De son côté, la Chine vient de signer un accord de libre-échange géant avec quatorze pays d’Asie, le RCEP, couvrant presque 30 % de la population mondiale. Que permettra cette nouvelle alliance sur le plan stratégique ?
En théorie rien du tout, puisqu’il s’agit d’un accord de libre-échange à l’initiative de l’Asean dont l’objectif est d’éliminer d’ici vingt ans 90% des droits de douane entre ses membres. Même si l’Inde a choisi de se retirer des négociations il y a un an, il s’agit d’un accord très ambitieux, sans doute historique même, puisqu’il est tout simplement le plus important au monde, sans compter qu’il regroupe des économies très dynamiques. Mais il ne contient pas d’objectif stratégique. On peut cependant légitimement s’interroger sur sa portée, notamment le fait qu’il soit potentiellement pacificateur (quel intérêt des partenaires économiques auraient-ils à devenir des rivaux stratégiques?), mais l’Asie n’est plus à un paradoxe près, et on constate par exemple que Chine et Taiwan restent des ennemis en dépit d’échanges importants et d’un accord-cadre de 2009. Toujours est-il que le RCEP participe à l’apaisement des tensions en Asie, et c’est une bonne chose.

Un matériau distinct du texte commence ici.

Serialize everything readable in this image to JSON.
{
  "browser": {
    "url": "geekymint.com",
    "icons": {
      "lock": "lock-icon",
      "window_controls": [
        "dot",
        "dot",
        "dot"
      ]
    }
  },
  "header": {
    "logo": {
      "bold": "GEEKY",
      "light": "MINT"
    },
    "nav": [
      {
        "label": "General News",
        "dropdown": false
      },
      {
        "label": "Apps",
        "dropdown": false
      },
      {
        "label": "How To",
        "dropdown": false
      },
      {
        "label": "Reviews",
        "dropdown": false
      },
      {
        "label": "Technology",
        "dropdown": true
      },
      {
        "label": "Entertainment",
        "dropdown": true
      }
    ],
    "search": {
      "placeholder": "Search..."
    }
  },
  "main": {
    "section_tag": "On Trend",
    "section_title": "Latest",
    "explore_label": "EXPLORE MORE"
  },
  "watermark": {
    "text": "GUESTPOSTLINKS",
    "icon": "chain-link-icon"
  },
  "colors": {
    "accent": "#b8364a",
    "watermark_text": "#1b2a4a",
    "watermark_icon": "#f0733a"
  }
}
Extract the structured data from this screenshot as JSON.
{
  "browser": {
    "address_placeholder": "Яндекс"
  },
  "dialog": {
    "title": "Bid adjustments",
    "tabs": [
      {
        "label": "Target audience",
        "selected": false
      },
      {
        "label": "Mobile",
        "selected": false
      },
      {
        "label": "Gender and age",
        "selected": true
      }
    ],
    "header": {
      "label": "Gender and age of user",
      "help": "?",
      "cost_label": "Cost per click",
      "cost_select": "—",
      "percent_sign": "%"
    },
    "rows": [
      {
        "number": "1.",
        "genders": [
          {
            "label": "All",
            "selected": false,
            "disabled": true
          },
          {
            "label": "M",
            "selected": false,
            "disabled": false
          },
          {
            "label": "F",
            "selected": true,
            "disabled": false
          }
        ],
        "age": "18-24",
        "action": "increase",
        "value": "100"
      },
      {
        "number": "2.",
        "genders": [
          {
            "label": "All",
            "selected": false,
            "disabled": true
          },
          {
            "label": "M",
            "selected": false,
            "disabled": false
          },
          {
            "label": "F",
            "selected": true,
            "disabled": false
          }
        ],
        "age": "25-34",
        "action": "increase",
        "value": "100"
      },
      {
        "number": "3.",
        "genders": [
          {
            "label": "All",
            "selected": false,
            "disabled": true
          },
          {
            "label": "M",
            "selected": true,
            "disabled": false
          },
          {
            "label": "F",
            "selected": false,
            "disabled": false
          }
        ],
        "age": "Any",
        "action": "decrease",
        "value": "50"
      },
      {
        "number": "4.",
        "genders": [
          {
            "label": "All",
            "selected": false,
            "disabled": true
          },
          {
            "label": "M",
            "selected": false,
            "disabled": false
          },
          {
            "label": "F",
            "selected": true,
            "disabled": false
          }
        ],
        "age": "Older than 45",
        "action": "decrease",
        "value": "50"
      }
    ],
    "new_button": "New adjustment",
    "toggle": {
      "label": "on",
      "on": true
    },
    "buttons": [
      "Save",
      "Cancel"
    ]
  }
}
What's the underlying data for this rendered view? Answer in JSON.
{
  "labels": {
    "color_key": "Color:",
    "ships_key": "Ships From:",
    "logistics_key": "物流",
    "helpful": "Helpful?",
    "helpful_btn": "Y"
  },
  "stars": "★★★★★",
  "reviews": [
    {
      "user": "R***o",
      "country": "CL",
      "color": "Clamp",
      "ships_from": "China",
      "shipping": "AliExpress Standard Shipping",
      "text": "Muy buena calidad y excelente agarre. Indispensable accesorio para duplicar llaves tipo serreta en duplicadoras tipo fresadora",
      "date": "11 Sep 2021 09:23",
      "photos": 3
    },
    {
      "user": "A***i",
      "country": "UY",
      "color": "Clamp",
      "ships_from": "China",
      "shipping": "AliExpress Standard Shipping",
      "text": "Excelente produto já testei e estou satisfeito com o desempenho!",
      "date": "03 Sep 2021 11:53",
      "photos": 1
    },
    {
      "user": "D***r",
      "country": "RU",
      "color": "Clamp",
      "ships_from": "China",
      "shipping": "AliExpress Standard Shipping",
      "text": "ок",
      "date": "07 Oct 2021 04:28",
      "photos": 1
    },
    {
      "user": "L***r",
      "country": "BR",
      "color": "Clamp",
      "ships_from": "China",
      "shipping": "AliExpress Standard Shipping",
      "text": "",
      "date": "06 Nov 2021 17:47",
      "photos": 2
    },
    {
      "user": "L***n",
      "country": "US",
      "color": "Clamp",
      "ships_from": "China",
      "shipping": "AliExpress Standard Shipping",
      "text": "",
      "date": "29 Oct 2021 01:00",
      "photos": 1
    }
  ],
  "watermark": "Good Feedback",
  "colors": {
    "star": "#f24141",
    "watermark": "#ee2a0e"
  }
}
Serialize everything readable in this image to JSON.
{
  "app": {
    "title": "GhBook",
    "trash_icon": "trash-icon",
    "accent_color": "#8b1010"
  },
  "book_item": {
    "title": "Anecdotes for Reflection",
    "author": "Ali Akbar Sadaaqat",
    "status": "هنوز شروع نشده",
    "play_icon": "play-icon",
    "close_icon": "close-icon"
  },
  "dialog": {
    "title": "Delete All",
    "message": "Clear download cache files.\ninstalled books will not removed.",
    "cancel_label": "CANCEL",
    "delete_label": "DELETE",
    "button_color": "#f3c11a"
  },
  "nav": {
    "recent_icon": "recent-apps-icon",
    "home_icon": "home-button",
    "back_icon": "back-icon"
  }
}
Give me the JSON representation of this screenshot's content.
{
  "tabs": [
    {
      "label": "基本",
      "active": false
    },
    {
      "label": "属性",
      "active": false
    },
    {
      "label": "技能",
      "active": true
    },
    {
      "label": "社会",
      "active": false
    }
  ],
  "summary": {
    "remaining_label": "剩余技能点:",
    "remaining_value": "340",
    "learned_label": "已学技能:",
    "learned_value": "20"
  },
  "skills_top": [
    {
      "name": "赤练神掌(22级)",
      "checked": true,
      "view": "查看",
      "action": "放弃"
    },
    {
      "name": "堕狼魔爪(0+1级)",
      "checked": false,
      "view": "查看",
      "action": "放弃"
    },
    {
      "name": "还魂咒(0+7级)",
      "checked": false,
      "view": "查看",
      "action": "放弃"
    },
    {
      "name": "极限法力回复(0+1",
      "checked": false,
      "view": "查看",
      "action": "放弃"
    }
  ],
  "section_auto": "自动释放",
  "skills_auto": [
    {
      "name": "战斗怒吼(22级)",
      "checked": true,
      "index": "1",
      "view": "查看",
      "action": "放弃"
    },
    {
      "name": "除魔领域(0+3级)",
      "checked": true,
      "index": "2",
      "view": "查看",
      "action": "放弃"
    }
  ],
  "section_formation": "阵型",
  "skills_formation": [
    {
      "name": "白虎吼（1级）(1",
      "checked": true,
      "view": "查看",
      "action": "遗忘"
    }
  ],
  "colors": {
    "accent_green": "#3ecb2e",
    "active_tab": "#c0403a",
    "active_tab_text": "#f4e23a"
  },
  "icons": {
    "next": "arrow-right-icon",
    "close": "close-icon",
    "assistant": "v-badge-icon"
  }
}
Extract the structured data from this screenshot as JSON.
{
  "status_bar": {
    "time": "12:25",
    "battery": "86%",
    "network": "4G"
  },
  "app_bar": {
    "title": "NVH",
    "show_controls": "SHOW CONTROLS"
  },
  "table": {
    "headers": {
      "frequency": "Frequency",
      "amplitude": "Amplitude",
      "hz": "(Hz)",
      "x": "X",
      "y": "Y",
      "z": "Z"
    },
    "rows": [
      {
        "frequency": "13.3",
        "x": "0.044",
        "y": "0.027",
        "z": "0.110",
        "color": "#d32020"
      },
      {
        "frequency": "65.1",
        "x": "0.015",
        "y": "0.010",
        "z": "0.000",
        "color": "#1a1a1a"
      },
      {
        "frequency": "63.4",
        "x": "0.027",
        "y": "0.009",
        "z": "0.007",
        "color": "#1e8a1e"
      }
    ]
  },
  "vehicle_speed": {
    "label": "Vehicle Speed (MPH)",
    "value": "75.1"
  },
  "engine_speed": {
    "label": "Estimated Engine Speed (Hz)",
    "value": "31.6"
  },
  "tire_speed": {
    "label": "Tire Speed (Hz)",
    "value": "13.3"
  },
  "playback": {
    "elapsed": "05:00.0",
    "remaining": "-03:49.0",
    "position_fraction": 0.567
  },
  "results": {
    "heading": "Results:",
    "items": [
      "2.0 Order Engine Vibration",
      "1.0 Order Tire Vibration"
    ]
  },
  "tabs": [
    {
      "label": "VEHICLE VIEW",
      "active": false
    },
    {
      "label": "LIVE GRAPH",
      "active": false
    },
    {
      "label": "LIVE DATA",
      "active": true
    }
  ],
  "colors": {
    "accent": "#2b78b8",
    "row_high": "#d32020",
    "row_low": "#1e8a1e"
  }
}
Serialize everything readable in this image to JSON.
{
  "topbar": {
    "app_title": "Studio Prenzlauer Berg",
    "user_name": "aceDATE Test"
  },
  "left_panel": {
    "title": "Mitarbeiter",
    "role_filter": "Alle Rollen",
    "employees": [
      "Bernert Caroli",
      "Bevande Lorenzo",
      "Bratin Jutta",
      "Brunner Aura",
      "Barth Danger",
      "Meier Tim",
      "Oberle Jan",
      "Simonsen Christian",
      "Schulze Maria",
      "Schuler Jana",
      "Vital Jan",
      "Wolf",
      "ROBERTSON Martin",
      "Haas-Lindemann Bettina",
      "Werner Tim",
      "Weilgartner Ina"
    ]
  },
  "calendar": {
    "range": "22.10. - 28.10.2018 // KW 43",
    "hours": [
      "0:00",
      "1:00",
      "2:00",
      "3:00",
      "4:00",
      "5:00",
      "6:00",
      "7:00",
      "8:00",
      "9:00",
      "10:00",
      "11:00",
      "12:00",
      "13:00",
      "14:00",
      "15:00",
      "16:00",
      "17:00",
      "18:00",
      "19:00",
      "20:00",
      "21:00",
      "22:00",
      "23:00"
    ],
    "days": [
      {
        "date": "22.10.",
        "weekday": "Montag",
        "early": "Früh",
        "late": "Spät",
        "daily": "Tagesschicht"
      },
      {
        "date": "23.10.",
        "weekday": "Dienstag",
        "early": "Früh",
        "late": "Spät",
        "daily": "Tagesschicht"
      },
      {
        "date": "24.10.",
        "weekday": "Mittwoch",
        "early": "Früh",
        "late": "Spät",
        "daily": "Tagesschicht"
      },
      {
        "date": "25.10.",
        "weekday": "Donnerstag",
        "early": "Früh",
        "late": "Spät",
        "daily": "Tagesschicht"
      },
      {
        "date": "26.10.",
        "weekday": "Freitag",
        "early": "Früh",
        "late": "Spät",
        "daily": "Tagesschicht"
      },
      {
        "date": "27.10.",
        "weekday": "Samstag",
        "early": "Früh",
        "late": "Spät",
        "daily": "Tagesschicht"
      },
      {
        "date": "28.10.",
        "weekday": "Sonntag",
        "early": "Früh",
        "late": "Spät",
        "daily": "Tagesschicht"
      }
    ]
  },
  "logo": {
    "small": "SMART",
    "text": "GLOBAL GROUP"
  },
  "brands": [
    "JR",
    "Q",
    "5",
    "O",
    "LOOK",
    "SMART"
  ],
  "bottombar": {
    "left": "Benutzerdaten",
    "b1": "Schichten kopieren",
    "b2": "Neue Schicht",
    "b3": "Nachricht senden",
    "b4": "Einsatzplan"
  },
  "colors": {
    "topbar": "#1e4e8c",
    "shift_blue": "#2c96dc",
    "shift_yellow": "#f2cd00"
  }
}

Certains voient dans cet accord une victoire pour Pékin, et un renforcement de l’emprise de la Chine sur ses voisins, avec l’aval de ces derniers. Un hégémon donc. C’est sans doute un peu excessif, d’abord parce que cet accord n’était pas à l’initiative de la Chine, ensuite parce qu’il n’établit pas de hiérarchie entre ses membres, enfin parce qu’il est à la fois une extension de l’Asean et la consolidation des dialogues Asean+3 et Asean +6 (moins l’Inde) qui existent depuis des années. Cependant, le fait que l’Inde se soit retirée indique les craintes liées à un poids trop fort de Pékin, et c’est d’ailleurs l’un des principaux écueils du RCEP. Des questions restent également en suspens en ce qui concerne la réception de cet accord et, par extension, d’une forme d’hégémon chinois, dans les opinions publiques. On observe souvent un décalage entre les choix des élites politiques et économiques, qui voient notamment d’un bon œil les investissements chinois, et les populations qui craignent une acculturation et une dépendance trop grande à l’égard de Pékin. En d’autres termes, le RCEP offre de belles perspectives, mais il n’apporte pas, encore, de garanties solides.
Donald Trump et Xi Jinping ont chacun œuvré à la consolidation ou la création de nouvelles alliances. Qui semble le mieux avoir avancé ses pions ?
La présidence de Donald Trump a démarré en Asie avec une décision aussi importante que controversée, le retrait de Washington du partenariat trans-Pacifique (TPP) auquel Barack Obama avait consacré de grands efforts et négocié avec onze pays américains, océaniens et asiatiques. Le TPP a survécu sous la forme du CPTPP, qui en reprend les termes et les membres, sauf les Etats-Unis. Mais cet accord n’était pas solide, et c’est d’ailleurs pour cette raison que Donald Trump le dénonça. Le fait que plusieurs de ses membres, Japon et Australie en tête, mais également la Nouvelle-Zélande et Singapour, aucun des quatre ne pouvant être qualifié d’anti-américain et d’allié stratégique de Pékin, choisissent de rejoindre le RCEP montre bien de quel côté se trouve la dynamique économique, et quel accord est le plus susceptible de leur profiter. Donald Trump avait peut-être raison de considérer que le TPP n’était pas un bon accord, mais il fut incapable de proposer une alternative, et Joe Biden aura la plus grande difficulté du monde à retrouver une place sur le terrain des échanges économiques et commerciaux dans ce qui constitue ce nouveau pivot mondial. Du côté chinois, Xi Jinping a joué la carte des investissements, avec sa Belt & Road Initiative (BRI) et des projets pharaoniques, notamment en Asie du Sud-est, qui est peu à peu devenue le laboratoire de la stratégie d’ouverture (ou d’expansion) de la Chine à l’international, symbolisant ses succès autant que ses limites. Xi a consolidé la relation avec la Corée du Sud, et si la relation avec le Japon reste complexe et est souvent instrumentalisée de part et d’autre, les deux pays se montrent pragmatiques. Leur place côte à côte dans le RCEP en est d’ailleurs le symbole. Idem pour l’Australie, qui se montre méfiante vis-à-vis de la Chine mais consolide dans le même temps ses liens avec Pékin, sans mentionner les pays de l’Asean qui émettent tous des réserves et des inquiétudes mais sont devenus des partenaires incontournables de la Chine.
On pourrait donc en conclure que la Chine est mieux parvenue à s’imposer en Asie-Pacifique que les Etats-Unis au cours des dernières années. Mais il ne faut cependant pas considérer que cette situation est figée et que rien ne pourra arrêter la marche en avant de Pékin. Tout dépendra de l’utilisation que la Chine saura faire de cet avantage relatif, des positionnements des sociétés asiatiques, et pourquoi pas de l’aptitude des Etats-Unis à donner un nouveau souffle à leur politique asiatique, ce qui implique de repenser en profondeur l’engagement américain dans la région, et de cesser de confondre politique asiatique et politique (anti) chinoise. Le défi est immense, cela ne signifie pas qu’il est insurmontable.